With 4:12 left in the third quarter of the AFC Championship, New England led Indianapolis 21-13. Peyton Manning threw an incomplete pass to Reggie Wayne in the end zone, and Patriots cornerback Ellis Hobbs was called for pass interference on the play. That gave the Colts first-and-goal from the 1-yard line.The Colts scored and made the two-point conversion, tying a game they would ultimately win. It's impossible to say whether they would have won without that pass interference call, but it certainly helped. And some are saying that was a blown call.
Vic Ketchman writes a great column on the Jacksonville Jaguars' official site, and he says he talked to a league official who told him it was a bad call:
Ellis Hobbs should not have been flagged for pass-interference. He didn't make contact with the receiver and in no way did Hobbs impede Reggie Wayne's ability to catch the pass.
Phil Simms said on the CBS broadcast that Hobbs was called for face-guarding, but former NFL referee Jerry Markbreit says in his own great column on the Chicago Tribune's web site that face-guarding isn't illegal:
A defensive player who makes no contact with an intended receiver, even though he is not looking at the ball, commits no foul ... the interference must have been caused by the defender bumping into the intended receiver, without looking at the football.

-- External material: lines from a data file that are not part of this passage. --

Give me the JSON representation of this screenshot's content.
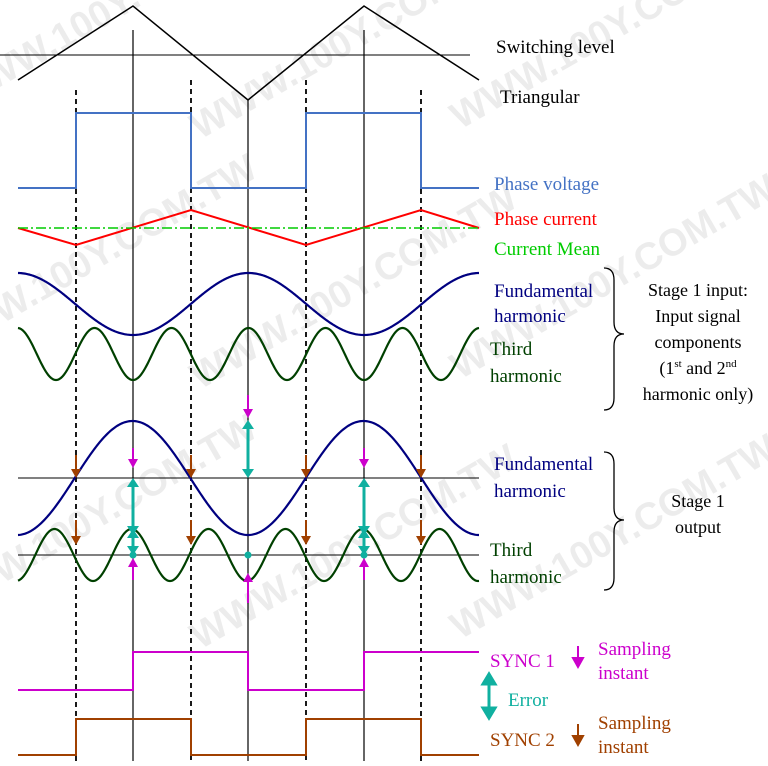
{
  "labels": {
    "switching_level": "Switching level",
    "triangular": "Triangular",
    "phase_voltage": "Phase voltage",
    "phase_current": "Phase current",
    "current_mean": "Current Mean",
    "fund1_a": "Fundamental",
    "fund1_b": "harmonic",
    "third1_a": "Third",
    "third1_b": "harmonic",
    "fund2_a": "Fundamental",
    "fund2_b": "harmonic",
    "third2_a": "Third",
    "third2_b": "harmonic",
    "sync1": "SYNC 1",
    "sync2": "SYNC 2",
    "sampling1_a": "Sampling",
    "sampling1_b": "instant",
    "sampling2_a": "Sampling",
    "sampling2_b": "instant",
    "error": "Error"
  },
  "stage1_input": {
    "line1": "Stage 1 input:",
    "line2": "Input signal",
    "line3": "components",
    "line4_pre": "(1",
    "line4_sup1": "st",
    "line4_mid": " and 2",
    "line4_sup2": "nd",
    "line5": "harmonic only)"
  },
  "stage1_output": {
    "line1": "Stage 1",
    "line2": "output"
  },
  "watermark": "WWW.100Y.COM.TW",
  "colors": {
    "triangle": "#000000",
    "phase_voltage": "#4472c4",
    "phase_current": "#ff0000",
    "current_mean": "#00cc00",
    "fundamental": "#000080",
    "third": "#004000",
    "sync1": "#cc00cc",
    "sync2": "#a04000",
    "error": "#10b0a0",
    "stage_text": "#000000"
  }
}
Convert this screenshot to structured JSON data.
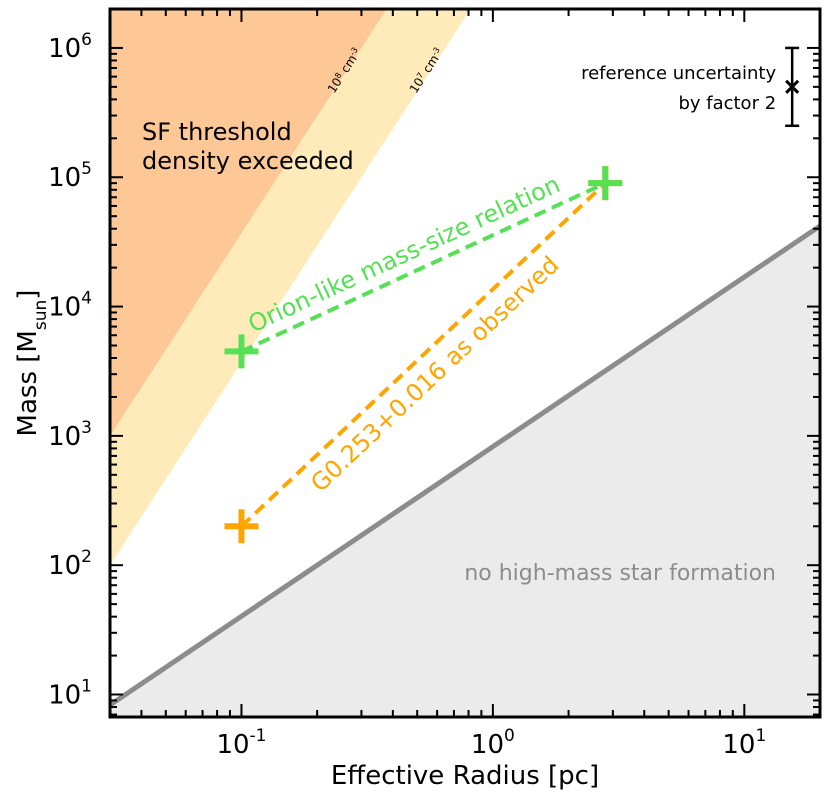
{
  "chart_data": {
    "type": "line",
    "title": "",
    "xlabel": "Effective Radius  [pc]",
    "ylabel_main": "Mass  [M",
    "ylabel_sub": "sun",
    "ylabel_close": "]",
    "x_scale": "log",
    "y_scale": "log",
    "xlim": [
      0.03,
      20
    ],
    "ylim": [
      6.7,
      2000000
    ],
    "grid": false,
    "x_ticks": [
      {
        "value": 0.1,
        "base": "10",
        "exp": "-1"
      },
      {
        "value": 1,
        "base": "10",
        "exp": "0"
      },
      {
        "value": 10,
        "base": "10",
        "exp": "1"
      }
    ],
    "y_ticks": [
      {
        "value": 10,
        "base": "10",
        "exp": "1"
      },
      {
        "value": 100,
        "base": "10",
        "exp": "2"
      },
      {
        "value": 1000,
        "base": "10",
        "exp": "3"
      },
      {
        "value": 10000,
        "base": "10",
        "exp": "4"
      },
      {
        "value": 100000,
        "base": "10",
        "exp": "5"
      },
      {
        "value": 1000000,
        "base": "10",
        "exp": "6"
      }
    ],
    "series": [
      {
        "name": "Orion-like mass-size relation",
        "style": "dashed",
        "color": "#55e055",
        "points": [
          [
            0.1,
            4500
          ],
          [
            2.8,
            90000
          ]
        ]
      },
      {
        "name": "G0.253+0.016 as observed",
        "style": "dashed",
        "color": "#ffa500",
        "points": [
          [
            0.1,
            200
          ],
          [
            2.8,
            90000
          ]
        ]
      }
    ],
    "threshold_line": {
      "color": "#8c8c8c",
      "points": [
        [
          0.03,
          8.3
        ],
        [
          20,
          42000
        ]
      ],
      "region_label": "no high-mass star formation",
      "region_color": "#ebebeb",
      "label_color": "#8c8c8c"
    },
    "density_bands": [
      {
        "label_base": "10",
        "label_exp": "8",
        "label_unit": " cm",
        "label_unit_exp": "-3",
        "color": "#fdc896",
        "slope": 3,
        "anchor_x": 0.03,
        "anchor_y": 1000
      },
      {
        "label_base": "10",
        "label_exp": "7",
        "label_unit": " cm",
        "label_unit_exp": "-3",
        "color": "#feebb9",
        "slope": 3,
        "anchor_x": 0.03,
        "anchor_y": 100
      }
    ],
    "region_text_lines": [
      "SF threshold",
      "density exceeded"
    ],
    "reference_error": {
      "label_lines": [
        "reference uncertainty",
        "by factor 2"
      ],
      "x": 15.5,
      "y": 500000,
      "factor": 2
    }
  }
}
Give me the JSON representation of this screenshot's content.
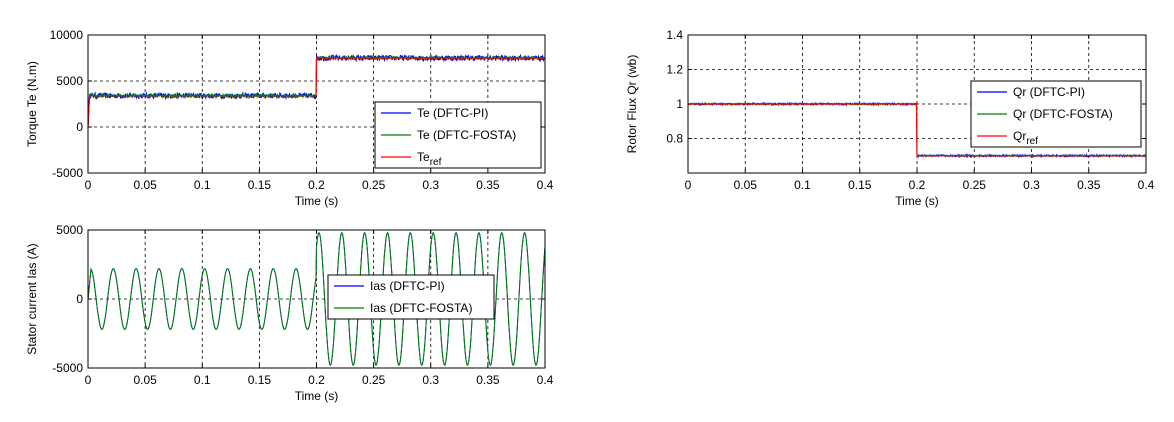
{
  "chart_data": [
    {
      "id": "torque",
      "type": "line",
      "xlabel": "Time (s)",
      "ylabel": "Torque Te (N.m)",
      "xlim": [
        0,
        0.4
      ],
      "ylim": [
        -5000,
        10000
      ],
      "xticks": [
        "0",
        "0.05",
        "0.1",
        "0.15",
        "0.2",
        "0.25",
        "0.3",
        "0.35",
        "0.4"
      ],
      "yticks": [
        "-5000",
        "0",
        "5000",
        "10000"
      ],
      "grid": true,
      "legend_position": "lower-right",
      "series": [
        {
          "name": "Te (DFTC-PI)",
          "color": "#0000ff",
          "step_time": 0.2,
          "level_before": 3400,
          "level_after": 7500,
          "ripple": 600
        },
        {
          "name": "Te (DFTC-FOSTA)",
          "color": "#008000",
          "step_time": 0.2,
          "level_before": 3400,
          "level_after": 7500,
          "ripple": 300
        },
        {
          "name": "Te",
          "name_subscript": "ref",
          "color": "#ff0000",
          "step_time": 0.2,
          "level_before": 3400,
          "level_after": 7500,
          "ripple": 0
        }
      ]
    },
    {
      "id": "flux",
      "type": "line",
      "xlabel": "Time (s)",
      "ylabel": "Rotor Flux Qr (wb)",
      "xlim": [
        0,
        0.4
      ],
      "ylim": [
        0.6,
        1.4
      ],
      "xticks": [
        "0",
        "0.05",
        "0.1",
        "0.15",
        "0.2",
        "0.25",
        "0.3",
        "0.35",
        "0.4"
      ],
      "yticks": [
        "0.8",
        "1",
        "1.2",
        "1.4"
      ],
      "grid": true,
      "legend_position": "top-right",
      "series": [
        {
          "name": "Qr (DFTC-PI)",
          "color": "#0000ff",
          "step_time": 0.2,
          "level_before": 1.0,
          "level_after": 0.7,
          "ripple": 0.012
        },
        {
          "name": "Qr (DFTC-FOSTA)",
          "color": "#008000",
          "step_time": 0.2,
          "level_before": 1.0,
          "level_after": 0.7,
          "ripple": 0.008
        },
        {
          "name": "Qr",
          "name_subscript": "ref",
          "color": "#ff0000",
          "step_time": 0.2,
          "level_before": 1.0,
          "level_after": 0.7,
          "ripple": 0
        }
      ]
    },
    {
      "id": "current",
      "type": "line",
      "xlabel": "Time (s)",
      "ylabel": "Stator current Ias (A)",
      "xlim": [
        0,
        0.4
      ],
      "ylim": [
        -5000,
        5000
      ],
      "xticks": [
        "0",
        "0.05",
        "0.1",
        "0.15",
        "0.2",
        "0.25",
        "0.3",
        "0.35",
        "0.4"
      ],
      "yticks": [
        "-5000",
        "0",
        "5000"
      ],
      "grid": true,
      "legend_position": "center-right",
      "series": [
        {
          "name": "Ias (DFTC-PI)",
          "color": "#0000ff",
          "frequency_hz": 50,
          "amplitude_before": 2200,
          "amplitude_after": 4800,
          "step_time": 0.2
        },
        {
          "name": "Ias (DFTC-FOSTA)",
          "color": "#008000",
          "frequency_hz": 50,
          "amplitude_before": 2200,
          "amplitude_after": 4800,
          "step_time": 0.2
        }
      ]
    }
  ]
}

Let's put two and two together: Ketchman says Hobbs "didn't make contact" and Markbreit says "A defensive player who makes no contact...commits no foul." It sure sounds like the Patriots got screwed here.
Except that the only person who says the official threw the flag for face guarding is Phil Simms. The referee never said that. And Ketcham is wrong when he says Hobbs "didn't make contact." I just re-watched the tape myself. Hobbs' right hand clearly touched Wayne's left arm.
But the real problem is this: No one has any idea what constitutes pass interference anymore. When I say Hobbs touched Wayne's arm, I mean he just barely brushed it. Is that enough to be pass interference? I don't know, you don't know, and the officials don't know. Different officials call pass interference differently, and until that changes, we're going to have controversies like this.
One final note: As Pro Football Talk points out, the allegedly "classless" Patriots have been, to the best of my knowledge, totally silent about this questionable penalty.